Dismissing objections by several parties, the Mumbai bench of NCLT on Monday admitted two petitions to merge Reliance Communications with Aircel and another regarding the sale of RCom’s tower business to Brookfield Infrastructure.
Dismissing objections by several parties, the Mumbai bench of the National Company Law Tribunal (NCLT) on Monday admitted two petitions to merge Reliance Communications (RCom) with Aircel and another regarding the sale of RCom’s tower business to Brookfield Infrastructure. The tribunal said it will hear the case on September 13. The development saw the RCom stock rallying on the BSE by as much as 18.8% during the day, ending at Rs 24.10, up 16.4% from its previous close.
Objectors to RCom’s merger plans included operational creditors to the company like Chennai Network Infrastructure (CNIL) — a GTL subsidiary — Ericsson and Bharti Infratel. Even the department of telecommunications (DoT) had said that the merger needed to be first cleared by the Supreme Court since it is hearing a case against Aircel’s Malaysian promoters in an alleged corruption matter. In the affidavit filed before the NCLT, Beni Chatterjee, counsel for DoT, cited a Supreme Court order dated January 6, 2017, which had restrained Aircel from “earning of any revenue by using the 2G spectrum licences which were originally granted” to the telco.
The merger and tower sale, if they happen, will result in a substantial debt reduction for RCom. The telco had told lenders that it would reduce its debt by about 60% through the sale of its tower business and via the merger with Aircel. The company plans to repay Rs 11,000 crore of its Rs 45,000-crore debt from the proceeds of the sale of a majority stake in its tower business to Brookfield. Another Rs 14,000 crore of debt will move from RCom’s books to the joint venture with Aircel.
Sources added that RCom plans to service the yearly interest payments of around Rs 1,500 crore on the remaining debt from an expected revenue of Rs 8,000 crore following the merger and the sale.
It may be recalled that a clutch of financial creditors (secured and unsecured) had objected to the tower sale and merger of RCom and Aircel alleging a meeting of creditors had not been convened by RCom and that their approval had not been sought.

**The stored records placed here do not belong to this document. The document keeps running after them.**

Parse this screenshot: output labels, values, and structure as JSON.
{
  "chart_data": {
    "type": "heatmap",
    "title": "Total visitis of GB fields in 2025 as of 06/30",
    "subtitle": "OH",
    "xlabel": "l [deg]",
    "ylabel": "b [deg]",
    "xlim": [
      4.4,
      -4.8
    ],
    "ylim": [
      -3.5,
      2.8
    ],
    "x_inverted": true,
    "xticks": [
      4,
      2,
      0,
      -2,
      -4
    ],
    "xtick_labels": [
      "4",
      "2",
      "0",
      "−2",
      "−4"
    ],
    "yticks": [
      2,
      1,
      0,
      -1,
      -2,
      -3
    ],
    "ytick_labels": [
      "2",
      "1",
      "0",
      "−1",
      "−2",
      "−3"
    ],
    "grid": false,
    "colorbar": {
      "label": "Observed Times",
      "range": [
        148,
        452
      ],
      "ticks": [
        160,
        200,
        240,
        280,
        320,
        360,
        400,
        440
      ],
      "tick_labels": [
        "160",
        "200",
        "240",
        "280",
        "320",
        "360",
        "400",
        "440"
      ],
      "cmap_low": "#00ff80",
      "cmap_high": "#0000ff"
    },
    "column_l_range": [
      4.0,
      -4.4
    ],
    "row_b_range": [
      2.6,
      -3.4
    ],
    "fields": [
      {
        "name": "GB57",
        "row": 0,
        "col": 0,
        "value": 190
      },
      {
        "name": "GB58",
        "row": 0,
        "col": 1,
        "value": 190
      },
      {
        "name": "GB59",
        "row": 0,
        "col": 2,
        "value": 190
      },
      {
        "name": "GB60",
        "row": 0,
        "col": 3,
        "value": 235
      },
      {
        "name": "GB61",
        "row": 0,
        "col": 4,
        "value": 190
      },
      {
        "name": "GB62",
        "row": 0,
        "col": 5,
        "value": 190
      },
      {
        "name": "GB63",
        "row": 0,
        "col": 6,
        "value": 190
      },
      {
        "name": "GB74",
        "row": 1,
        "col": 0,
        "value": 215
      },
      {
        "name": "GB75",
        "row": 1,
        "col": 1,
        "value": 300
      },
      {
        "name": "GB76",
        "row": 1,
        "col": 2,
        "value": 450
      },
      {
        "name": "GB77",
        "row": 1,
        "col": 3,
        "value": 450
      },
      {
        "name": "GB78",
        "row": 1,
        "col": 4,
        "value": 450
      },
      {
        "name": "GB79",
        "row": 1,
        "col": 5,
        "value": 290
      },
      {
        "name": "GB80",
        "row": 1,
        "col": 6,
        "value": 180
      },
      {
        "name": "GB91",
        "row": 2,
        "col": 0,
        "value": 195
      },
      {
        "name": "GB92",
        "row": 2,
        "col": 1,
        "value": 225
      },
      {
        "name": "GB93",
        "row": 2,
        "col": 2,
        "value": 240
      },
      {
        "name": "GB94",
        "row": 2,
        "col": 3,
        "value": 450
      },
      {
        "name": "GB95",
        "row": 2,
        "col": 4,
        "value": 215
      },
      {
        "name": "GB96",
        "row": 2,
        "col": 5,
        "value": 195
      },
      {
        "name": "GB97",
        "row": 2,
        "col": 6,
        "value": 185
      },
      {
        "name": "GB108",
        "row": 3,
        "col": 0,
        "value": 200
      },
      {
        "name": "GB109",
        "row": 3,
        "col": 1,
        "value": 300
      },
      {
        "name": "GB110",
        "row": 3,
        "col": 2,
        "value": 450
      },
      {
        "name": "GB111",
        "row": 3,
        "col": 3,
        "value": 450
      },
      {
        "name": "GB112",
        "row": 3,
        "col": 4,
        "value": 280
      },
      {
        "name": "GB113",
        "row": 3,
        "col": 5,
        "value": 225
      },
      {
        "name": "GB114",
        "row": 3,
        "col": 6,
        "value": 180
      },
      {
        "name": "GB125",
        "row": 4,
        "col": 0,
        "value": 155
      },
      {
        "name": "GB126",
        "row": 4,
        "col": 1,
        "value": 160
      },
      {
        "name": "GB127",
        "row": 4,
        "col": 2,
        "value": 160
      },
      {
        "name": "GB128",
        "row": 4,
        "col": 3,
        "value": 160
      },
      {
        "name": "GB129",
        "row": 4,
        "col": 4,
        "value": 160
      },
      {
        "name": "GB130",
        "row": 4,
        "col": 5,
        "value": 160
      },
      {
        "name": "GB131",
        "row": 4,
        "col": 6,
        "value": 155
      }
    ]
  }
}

On its part, RCom, citing a Mumbai NCLT order dated March 15, said the court had granted it some dispensation. However, objectors responded saying the order had been misinterpreted by RCom. RCom had informed the court on July 27 that it does not intend to call a meeting of creditors as it believed it was not necessary. While China Development Bank(CDB), Standard Chartered Bank and HSBC Daisy
Investments had initially objected the petitions, they later consented to the merger proposal being admitted to the court on certain conditions. RCom owes the Chinese lender close to Rs 9,000 crore. The telco’s gross debt stood at Rs 45,000 crore in FY17, of which the company owes domestic lenders Rs 25,000 crore. RCom has received the approval for the merger from the Securities and Exchange Board of India and is awaiting a nod from the NCLT. According to the merger terms, both RCom and Aircel’s controlling firm Maxis Communications will hold an equal stake of 50% each in the merged entity.